Here is some interesting insight on the GOP Voter Vault, or micro-targeting, recently revealed in the MSM, from the book One Party Country: The Republican Plan for Dominance in the 21st Century by Tom Hamburger and Peter Wallsten:

The more scientific strategy has transformed the way political campaigns are fought, and it has put the Republicans in the lead. While the old-model campaign sought to educate voters about a candidate and his or her views, the new strategy almost completely reversed that approach. Instead of educating voters about Bush, Rove worked at educating himself and his staff about voters-and about how to target them with narrowly cast appeals. One could ask why it mattered if a handful of Jews in Cleveland or Latinos in Orlando or labor union members in West Virginia voted for Bush. The answer was the Republicans ability to send custom-tailored messages to relatively small numbers of voters inside Democratic precincts in swing states enabled them to slice away pieces of the enemy’s base.
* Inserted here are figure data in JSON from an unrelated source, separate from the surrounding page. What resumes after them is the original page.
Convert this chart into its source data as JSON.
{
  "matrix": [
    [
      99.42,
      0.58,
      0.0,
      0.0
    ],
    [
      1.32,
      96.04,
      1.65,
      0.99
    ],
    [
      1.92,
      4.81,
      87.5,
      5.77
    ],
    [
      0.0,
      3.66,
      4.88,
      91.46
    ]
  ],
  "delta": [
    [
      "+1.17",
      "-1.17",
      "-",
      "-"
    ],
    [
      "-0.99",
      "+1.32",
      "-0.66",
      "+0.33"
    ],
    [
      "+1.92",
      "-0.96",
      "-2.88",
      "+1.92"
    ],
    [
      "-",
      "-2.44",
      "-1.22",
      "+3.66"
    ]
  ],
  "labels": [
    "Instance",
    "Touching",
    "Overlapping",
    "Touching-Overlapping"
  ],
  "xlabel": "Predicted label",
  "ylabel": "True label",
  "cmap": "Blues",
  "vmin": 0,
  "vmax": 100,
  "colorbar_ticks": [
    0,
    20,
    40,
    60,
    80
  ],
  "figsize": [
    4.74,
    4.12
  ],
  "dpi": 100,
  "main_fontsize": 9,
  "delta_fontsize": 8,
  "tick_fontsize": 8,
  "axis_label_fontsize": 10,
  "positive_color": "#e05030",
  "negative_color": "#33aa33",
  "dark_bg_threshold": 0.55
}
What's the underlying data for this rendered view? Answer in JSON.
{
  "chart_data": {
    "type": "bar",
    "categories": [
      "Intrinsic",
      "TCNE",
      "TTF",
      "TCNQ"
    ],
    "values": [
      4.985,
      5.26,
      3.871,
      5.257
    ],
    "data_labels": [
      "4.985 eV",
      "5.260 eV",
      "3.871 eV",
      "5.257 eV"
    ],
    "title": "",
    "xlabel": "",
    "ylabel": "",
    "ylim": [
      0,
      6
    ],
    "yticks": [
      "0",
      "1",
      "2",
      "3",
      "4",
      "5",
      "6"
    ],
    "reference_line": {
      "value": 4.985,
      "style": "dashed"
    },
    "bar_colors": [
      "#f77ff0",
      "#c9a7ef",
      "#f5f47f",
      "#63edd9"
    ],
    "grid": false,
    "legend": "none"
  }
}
Each slice might seem inconsequential standing alone, but taken together the slices might add up to something very consequential. Moreover, because these once-Democratic swingers were trimmed away in so many carefully selected but disparate places-creating Bush blocs only where they were needed-the shift didn’t always register in national opinion polls, or on the radar of Democratic strategists. It was the political equivalent of stealth technology in airpower: Democrats would feel the bombs explode, but they would not see the bombers.”

This is why Bush and Rove can feel confident of a GOP victory on Election Day, despite national polls favoring Democrats. Nevertheless, liberals, of course, will blame voter fraud because of new electronic voting machines, given their ingrained paranoia of technology and fear of anything new.